The typical approach in the classroom was to begin with a "prereading" period during which the books were withheld from the students. It was felt that seeing the written word interfered with the development of proper habits of pronunciation. The length of the recommended prereading period varied from a few days or weeks to an entire semester, or perhaps even a year or more in the elementary and junior high schools. The language being taught also influenced the length of time that teachers felt was necessary for an adequate initiation of proper habits of pronunciation. Obviously, there is less interference from the written word in a more phonetic language like Spanish than in a language like French. The tendency recently seems to be to shorten the prereading period considerably, or to eliminate it entirely.
After the students received their books, the class maintained a natural sequence of language skills. At any given time the teacher might be covering oral work in one chapter and assigning reading and writing material from preceding chapters. The class progressed through the book by memorizing the dialogs, practicing the pattern drills until the students could give automatic responses to the stimuli, and then, using the learned vocabulary and structure, talking about some topic in a carefully controlled context.

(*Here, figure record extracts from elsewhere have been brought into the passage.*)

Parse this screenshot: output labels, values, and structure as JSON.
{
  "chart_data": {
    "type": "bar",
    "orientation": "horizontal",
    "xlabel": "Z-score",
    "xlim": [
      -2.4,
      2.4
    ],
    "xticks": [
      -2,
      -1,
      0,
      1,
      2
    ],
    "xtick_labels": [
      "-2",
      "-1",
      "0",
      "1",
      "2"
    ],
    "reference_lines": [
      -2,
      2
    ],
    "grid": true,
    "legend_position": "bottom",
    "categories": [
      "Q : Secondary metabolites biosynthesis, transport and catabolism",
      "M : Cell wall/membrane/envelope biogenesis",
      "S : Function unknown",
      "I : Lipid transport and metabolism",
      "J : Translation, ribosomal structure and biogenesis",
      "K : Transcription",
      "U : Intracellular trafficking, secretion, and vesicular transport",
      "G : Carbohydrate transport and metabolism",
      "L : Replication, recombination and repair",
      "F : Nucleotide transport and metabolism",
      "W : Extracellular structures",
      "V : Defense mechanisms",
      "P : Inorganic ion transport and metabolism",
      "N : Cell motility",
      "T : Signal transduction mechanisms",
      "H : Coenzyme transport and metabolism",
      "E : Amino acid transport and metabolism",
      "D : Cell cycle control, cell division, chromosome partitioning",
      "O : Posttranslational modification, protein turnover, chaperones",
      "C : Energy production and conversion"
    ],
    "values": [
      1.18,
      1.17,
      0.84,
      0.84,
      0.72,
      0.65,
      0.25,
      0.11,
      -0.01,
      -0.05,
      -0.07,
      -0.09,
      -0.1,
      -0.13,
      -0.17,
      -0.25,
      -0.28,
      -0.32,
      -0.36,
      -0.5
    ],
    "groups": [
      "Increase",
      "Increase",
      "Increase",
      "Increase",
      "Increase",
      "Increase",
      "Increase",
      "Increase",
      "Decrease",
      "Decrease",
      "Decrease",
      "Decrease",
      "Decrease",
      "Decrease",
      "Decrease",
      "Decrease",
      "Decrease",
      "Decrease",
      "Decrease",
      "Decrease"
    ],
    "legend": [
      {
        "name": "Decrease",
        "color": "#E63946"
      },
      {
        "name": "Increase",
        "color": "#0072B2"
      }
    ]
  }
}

Within the units themselves, the teacher might choose to proceed by studying each unit separately. In this fashion, she had the students memorize the dialog, do the drills, and then practice. Another possibility was to partition the book horizontally rather than vertically. In this procedure, the students learned the first few lines of the dialog, drilled the structures in these specific lines, and then applied these learned structures and vocabulary to a communicative situation. The students progressed in a similar fashion through all the lines of the dialog. Using this organization of the materials, there were a few days in which the students were beginning the next unit while finishing the preceding one. Thus, the units as well as their content were integrated into a continuous sequence.